Now Malik turned toward his brother. “Hell, Andy, for all that, we’d be seen as half-breeds, were our heritage more apparent. Whether our mother was pure Spanish or Indio-Spanish by lineage, she was a citizen of Mexico. If Pa had been poor and we’d lived in town, that’s what we’d have been seen as. No matter how clean, smart, or hard-working we’d have been, we’d still be called dirty Mexican half-breeds. Maybe that’s why some folks, like Arthur Coates, are so resentful of us.”

“I can understand all that and see that it’s true,” Andy said, “yet it still seems so bizarre, so pointless.”

After a minute of silent riding, Andy said, “It’s always amazed me that Christina’s pa married Matilda’s ma. If there was ever a died-in-the-wool white man, I would have figured it would be Jacob Baylor. Admittedly, I never have heard him say anything derogatory about anyone’s race.
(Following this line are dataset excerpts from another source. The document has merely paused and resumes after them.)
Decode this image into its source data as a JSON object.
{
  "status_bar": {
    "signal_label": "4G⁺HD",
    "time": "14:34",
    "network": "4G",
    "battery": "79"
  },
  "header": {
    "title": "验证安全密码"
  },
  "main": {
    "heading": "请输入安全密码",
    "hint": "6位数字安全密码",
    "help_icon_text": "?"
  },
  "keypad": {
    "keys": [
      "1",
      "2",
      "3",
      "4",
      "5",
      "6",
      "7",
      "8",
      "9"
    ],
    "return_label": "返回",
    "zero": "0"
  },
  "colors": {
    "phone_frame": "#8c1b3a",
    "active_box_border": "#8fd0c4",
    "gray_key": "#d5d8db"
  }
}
He’ll berate folks’ manners, or the quality or quantity of their work, or how they dress, or whether they scrape their boots before coming in the door, but I’ve never heard him cast aspersions about anyone that seemed related to their race or religion.
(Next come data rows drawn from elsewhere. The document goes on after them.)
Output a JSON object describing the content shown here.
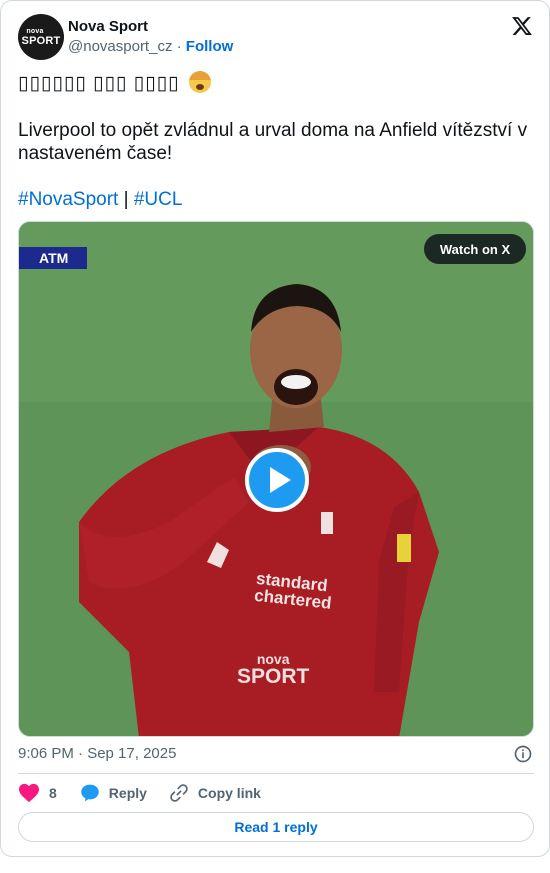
{
  "header": {
    "name": "Nova Sport",
    "handle": "@novasport_cz",
    "separator": "·",
    "follow_label": "Follow",
    "avatar_text_top": "nova",
    "avatar_text_bottom": "SPORT"
  },
  "tweet": {
    "emoji_text": "▯▯▯▯▯▯ ▯▯▯ ▯▯▯▯",
    "emoji_icon": "exploding-head-emoji",
    "body": "Liverpool to opět zvládnul a urval doma na Anfield vítězství v nastaveném čase!",
    "hashtags": [
      "#NovaSport",
      "#UCL"
    ],
    "hashtag_separator": "|"
  },
  "media": {
    "watch_label": "Watch on X",
    "scoreboard_text": "ATM",
    "watermark_top": "nova",
    "watermark_bottom": "SPORT",
    "shirt_sponsor": "standard chartered"
  },
  "footer": {
    "timestamp": "9:06 PM · Sep 17, 2025",
    "like_count": "8",
    "reply_label": "Reply",
    "copy_label": "Copy link",
    "read_replies_label": "Read 1 reply"
  },
  "colors": {
    "accent": "#006fd6",
    "play_button": "#1d9bf0",
    "like_heart": "#f91880",
    "reply_bubble": "#1d9bf0",
    "muted": "#536471",
    "border": "#cfd9de"
  },
  "icons": {
    "logo": "x-logo-icon",
    "info": "info-icon",
    "like": "heart-icon",
    "reply": "reply-bubble-icon",
    "copy": "link-icon",
    "play": "play-icon"
  }
}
“And he treats all his customers the same: he seems to barely tolerate ‘em. The only reason he does so well is because he has an uncanny ability to find quality goods for low prices and he passes those savings on to his customers. Plus, he stands behind what he sells. If something about a product’s not right, he’ll replace it or refund the money.”
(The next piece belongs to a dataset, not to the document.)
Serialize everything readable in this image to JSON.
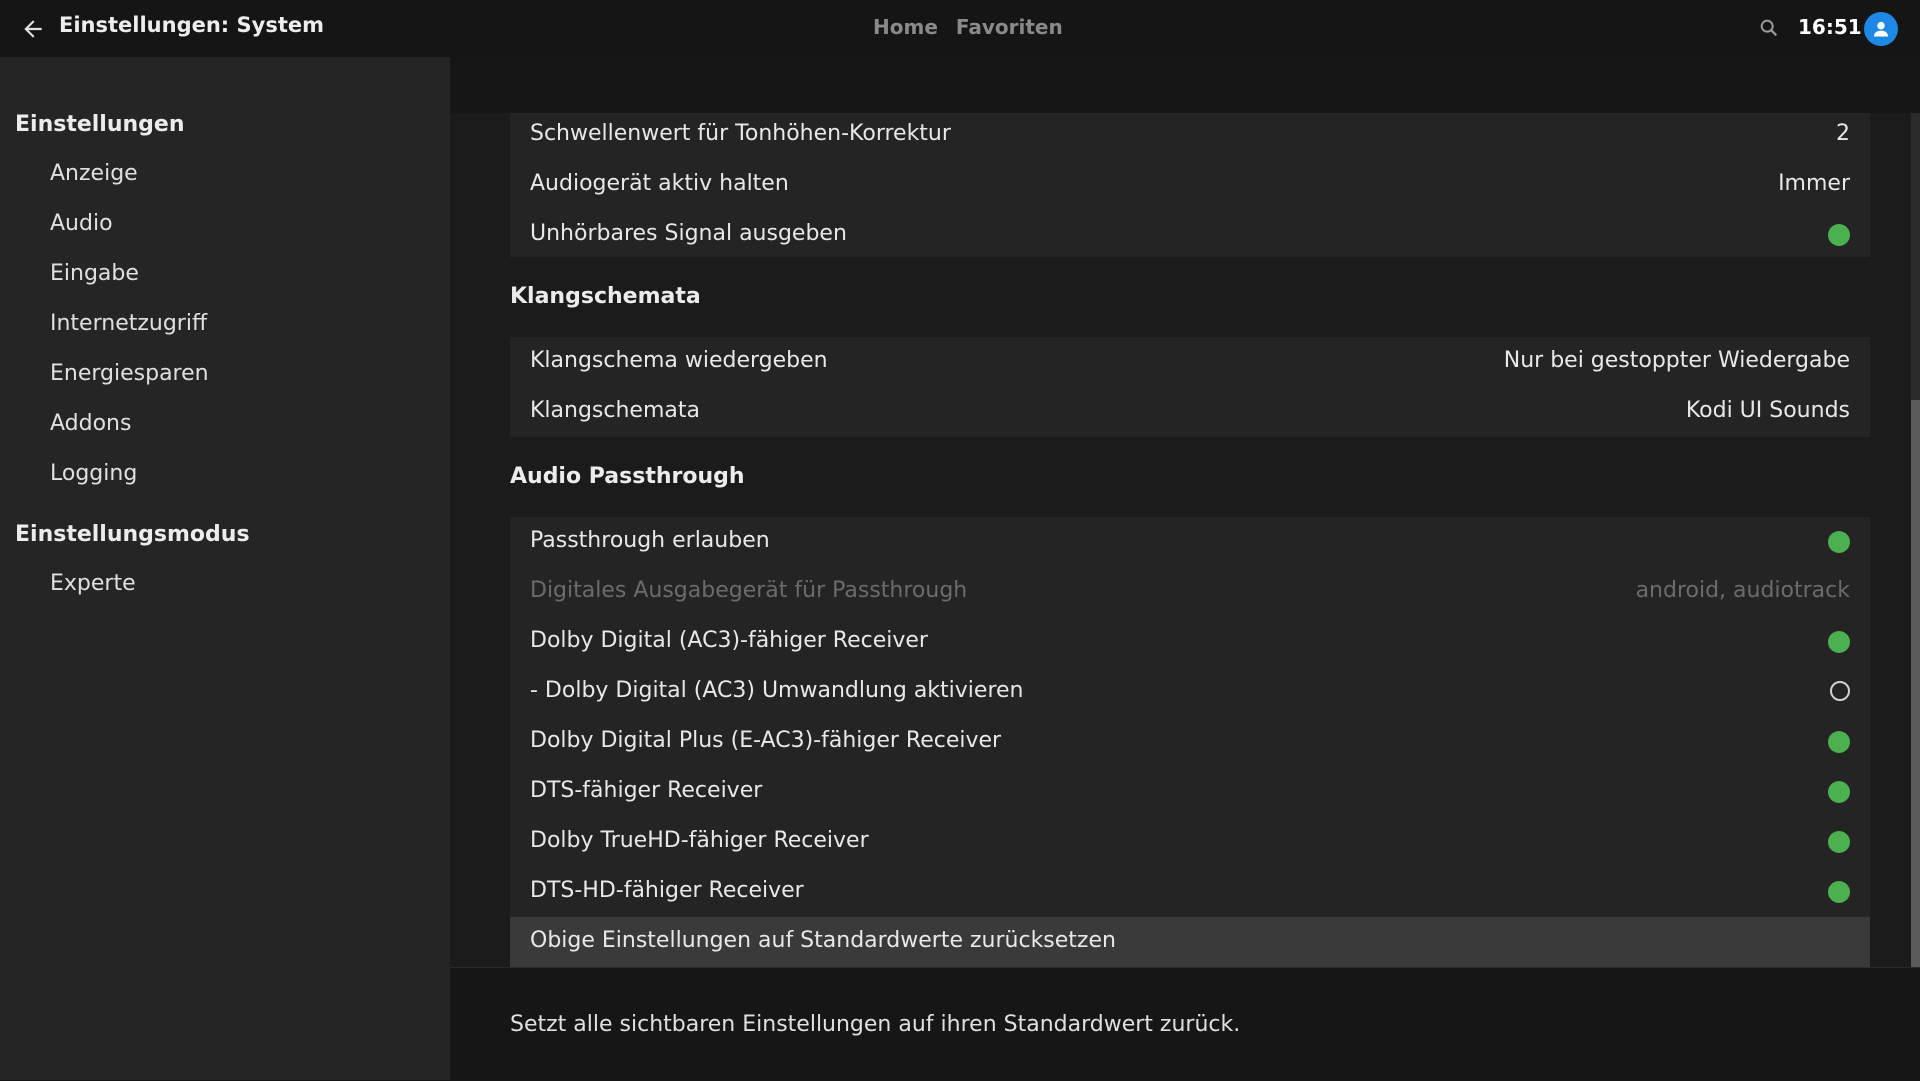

Andy looked over at Malik, “In fact, he’s been talking about buying or building a warehouse so he could make larger purchases when he finds good deals.”

“Tell him I’ll give him a good deal on a warehouse,” Malik said. “I’ll build it and he can rent it. That way he can hold onto his cash for those good deals. As far as marrying Hannah goes, I reckon the old adage of a man’s stomach being the way to his heart may be exemplified there, especially if the man is an aging widower with some steam still in his boiler.”

“Steam in his boiler? Thanks a lot. That’s an image that will bear forgetting.”

“Well, Hannah’s a handsome woman. And she’s a sweetheart, besides being smart and hardworking. Between the bakery and the mercantile, those two have become something of a major retail presence in Waypoint, if not from cash volume, than at least for the portion of the market they’ve captured. They’re influencing the economy of the town simply because of their quality and pricing practices.”

“What’s all this about markets and economics you’ve been spouting lately?”

“Oh, a couple books I’ve read over the past few months. One’s called The Wealth of Nations. It was written by a Scot, Adam Smith, about a hundred years ago. Another is a more recent publication, Principles of Political Economy, by J. S. Mill. He’s a Brit. Then I’ve read some articles that purport to summarize parts of a German volume called Das Kapital, by a man named Marx.

“It’s been very interesting to encounter their ideas of how human society works. For the most part, Marx’s notions of what will work best are in significant opposition to Smith’s and Mill’s. The problem is, I could see the sense of both positions, at least, to a degree.

“Then I finally realized that all of them were making large assumptions about human behavior. While Marx’s view was definitely grittier, each of them assumed, more-or-less, that human beings pursued consistent and standard behavior, amongst pretty much everyone. While, on the broadest average of all people they might be correct, human beings vary way too much to assume that some set of categories can possibly define them all. It’s like having a bowl of noodle soup and assuming that all of the noodles in your bowl will automatically fall into regimented rows. Even if the vast majority of people run true to expectations, the outliers, those who don’t, besides presenting their own problems, will also affect those who actually meet the defined average.